Earlier today I watched the last of the ninety presentations.......HURRAY!   I did three before and after school each day since the middle of May.........

While not all students created masterpieces, the results were profoundly better than first semester!   The best of the students can be seen in these sample pages........

While the quality of the work was much better, there still are some things I would like to improve on for next year........

Among my goals for the summer/next school year will be to.......

     1.  Remember that as I am teaching the SKILLS that are embedded into each unit, I need to more 
     explicitly state the skill I am teaching.  Then, when the students are asked to perform the skills on 
     their project later in the year they more clearly will know what I am referring to.

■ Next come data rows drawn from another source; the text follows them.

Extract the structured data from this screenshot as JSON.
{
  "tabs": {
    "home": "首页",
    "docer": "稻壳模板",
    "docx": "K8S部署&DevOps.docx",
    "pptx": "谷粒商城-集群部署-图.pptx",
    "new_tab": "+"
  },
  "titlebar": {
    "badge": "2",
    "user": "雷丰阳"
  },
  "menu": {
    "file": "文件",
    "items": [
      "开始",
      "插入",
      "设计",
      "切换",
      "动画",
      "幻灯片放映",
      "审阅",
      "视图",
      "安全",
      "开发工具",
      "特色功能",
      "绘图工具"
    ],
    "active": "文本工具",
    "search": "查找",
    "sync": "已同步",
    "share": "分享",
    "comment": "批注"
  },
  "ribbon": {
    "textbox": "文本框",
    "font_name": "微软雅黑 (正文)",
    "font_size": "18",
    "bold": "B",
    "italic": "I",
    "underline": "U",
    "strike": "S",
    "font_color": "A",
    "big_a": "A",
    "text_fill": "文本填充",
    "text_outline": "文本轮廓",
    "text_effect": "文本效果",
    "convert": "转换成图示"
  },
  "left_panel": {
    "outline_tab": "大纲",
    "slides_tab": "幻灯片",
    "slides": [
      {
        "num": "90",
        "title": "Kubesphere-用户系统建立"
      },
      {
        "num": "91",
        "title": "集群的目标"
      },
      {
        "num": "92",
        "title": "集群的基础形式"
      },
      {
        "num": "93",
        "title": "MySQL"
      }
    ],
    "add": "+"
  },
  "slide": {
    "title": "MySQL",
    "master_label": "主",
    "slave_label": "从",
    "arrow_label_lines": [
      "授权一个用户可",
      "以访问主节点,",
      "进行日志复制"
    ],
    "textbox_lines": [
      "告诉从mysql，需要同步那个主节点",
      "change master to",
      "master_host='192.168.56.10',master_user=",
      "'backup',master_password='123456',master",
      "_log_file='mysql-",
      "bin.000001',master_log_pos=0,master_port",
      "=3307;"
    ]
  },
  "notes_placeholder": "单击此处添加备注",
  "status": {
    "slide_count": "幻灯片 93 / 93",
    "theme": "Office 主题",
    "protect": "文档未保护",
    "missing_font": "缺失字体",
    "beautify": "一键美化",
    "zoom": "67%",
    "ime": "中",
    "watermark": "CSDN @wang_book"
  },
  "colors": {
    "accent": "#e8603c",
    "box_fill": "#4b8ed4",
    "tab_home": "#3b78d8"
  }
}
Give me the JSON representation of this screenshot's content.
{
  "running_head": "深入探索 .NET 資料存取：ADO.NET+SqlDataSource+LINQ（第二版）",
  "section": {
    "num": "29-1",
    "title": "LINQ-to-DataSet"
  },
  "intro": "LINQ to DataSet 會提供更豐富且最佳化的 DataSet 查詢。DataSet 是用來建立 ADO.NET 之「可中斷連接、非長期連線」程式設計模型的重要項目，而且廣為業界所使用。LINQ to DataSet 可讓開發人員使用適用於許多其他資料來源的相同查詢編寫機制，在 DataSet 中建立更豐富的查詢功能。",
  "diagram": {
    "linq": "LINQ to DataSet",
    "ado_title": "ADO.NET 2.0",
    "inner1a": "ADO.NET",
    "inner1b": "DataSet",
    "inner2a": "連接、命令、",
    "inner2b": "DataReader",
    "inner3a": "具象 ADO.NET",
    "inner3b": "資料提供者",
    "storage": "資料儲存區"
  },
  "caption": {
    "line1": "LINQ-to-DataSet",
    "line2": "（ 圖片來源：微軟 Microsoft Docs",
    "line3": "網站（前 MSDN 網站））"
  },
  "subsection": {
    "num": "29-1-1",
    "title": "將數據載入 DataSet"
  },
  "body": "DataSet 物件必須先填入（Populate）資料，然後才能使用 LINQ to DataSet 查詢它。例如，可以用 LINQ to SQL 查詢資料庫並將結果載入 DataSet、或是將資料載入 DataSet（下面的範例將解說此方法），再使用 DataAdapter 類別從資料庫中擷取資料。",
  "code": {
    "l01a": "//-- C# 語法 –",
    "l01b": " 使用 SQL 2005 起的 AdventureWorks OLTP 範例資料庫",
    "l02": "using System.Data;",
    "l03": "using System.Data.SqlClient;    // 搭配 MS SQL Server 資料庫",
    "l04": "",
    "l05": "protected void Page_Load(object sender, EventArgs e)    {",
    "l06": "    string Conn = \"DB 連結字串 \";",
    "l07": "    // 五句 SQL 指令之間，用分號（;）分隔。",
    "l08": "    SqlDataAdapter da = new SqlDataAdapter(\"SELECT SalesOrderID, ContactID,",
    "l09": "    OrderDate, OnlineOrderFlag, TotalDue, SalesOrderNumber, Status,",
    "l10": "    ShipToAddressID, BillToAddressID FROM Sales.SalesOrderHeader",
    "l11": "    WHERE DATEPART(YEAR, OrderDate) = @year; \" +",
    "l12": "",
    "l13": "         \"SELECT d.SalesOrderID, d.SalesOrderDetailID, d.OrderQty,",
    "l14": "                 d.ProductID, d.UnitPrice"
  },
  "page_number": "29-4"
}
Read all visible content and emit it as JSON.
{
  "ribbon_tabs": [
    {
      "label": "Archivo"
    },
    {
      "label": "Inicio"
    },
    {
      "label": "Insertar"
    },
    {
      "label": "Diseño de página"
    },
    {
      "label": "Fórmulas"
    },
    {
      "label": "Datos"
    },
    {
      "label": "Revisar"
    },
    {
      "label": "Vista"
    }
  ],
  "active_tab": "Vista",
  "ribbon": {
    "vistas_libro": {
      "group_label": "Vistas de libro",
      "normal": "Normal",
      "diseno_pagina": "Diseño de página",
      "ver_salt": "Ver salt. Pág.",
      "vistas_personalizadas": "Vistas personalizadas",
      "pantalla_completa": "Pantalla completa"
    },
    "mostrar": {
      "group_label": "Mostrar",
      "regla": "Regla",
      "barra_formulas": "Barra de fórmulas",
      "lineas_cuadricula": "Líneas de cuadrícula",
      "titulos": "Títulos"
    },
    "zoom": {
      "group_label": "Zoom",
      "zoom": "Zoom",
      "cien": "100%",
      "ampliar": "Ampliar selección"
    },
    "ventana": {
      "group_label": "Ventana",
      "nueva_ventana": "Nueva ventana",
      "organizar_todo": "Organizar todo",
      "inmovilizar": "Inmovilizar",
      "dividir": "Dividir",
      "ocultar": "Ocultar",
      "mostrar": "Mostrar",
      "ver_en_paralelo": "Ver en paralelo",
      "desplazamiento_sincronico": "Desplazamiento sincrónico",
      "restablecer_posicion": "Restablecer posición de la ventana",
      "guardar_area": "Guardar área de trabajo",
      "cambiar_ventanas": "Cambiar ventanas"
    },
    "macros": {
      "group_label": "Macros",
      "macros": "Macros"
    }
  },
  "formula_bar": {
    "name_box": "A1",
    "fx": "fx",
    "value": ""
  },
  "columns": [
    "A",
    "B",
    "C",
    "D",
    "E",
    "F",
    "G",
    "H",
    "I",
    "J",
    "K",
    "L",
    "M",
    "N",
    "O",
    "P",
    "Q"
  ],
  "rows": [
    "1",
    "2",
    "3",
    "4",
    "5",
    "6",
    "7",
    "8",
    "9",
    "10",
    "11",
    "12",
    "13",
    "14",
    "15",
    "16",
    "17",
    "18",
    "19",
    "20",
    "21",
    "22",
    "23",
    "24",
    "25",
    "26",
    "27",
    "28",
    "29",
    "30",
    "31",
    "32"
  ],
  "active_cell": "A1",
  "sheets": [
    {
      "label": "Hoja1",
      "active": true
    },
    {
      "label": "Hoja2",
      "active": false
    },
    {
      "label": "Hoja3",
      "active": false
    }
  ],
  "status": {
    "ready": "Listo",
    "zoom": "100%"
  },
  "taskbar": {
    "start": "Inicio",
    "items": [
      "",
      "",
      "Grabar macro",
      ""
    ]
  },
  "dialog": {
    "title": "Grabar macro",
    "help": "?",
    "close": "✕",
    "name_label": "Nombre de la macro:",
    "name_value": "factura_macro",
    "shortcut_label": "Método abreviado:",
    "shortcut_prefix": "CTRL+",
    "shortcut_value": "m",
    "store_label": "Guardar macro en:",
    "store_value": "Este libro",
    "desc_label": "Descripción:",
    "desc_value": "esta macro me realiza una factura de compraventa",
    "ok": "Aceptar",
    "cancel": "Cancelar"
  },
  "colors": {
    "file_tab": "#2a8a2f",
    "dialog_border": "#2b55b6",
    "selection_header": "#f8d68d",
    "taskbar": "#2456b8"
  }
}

     2.  How can I keep the entire class on PACE throughout the semester, so pieces of the project 
     aren't forgotten, dismissed or ignored because they run out of time at the end of the semester?  

     3.  How can I build in multiple ONE-ON-ONE meeting times with students throughout the 
     semester so I can give them quality feedback on their keep their work to ensure they remain 
     focused on their question and thesis?

     4.  How can I improve teaching the skill of ANALYSIS?

     5.  How do I teach SEAMLESS integration of technology?
All are tough questions........

Fortunately I have a couple of months in order to try and solve them!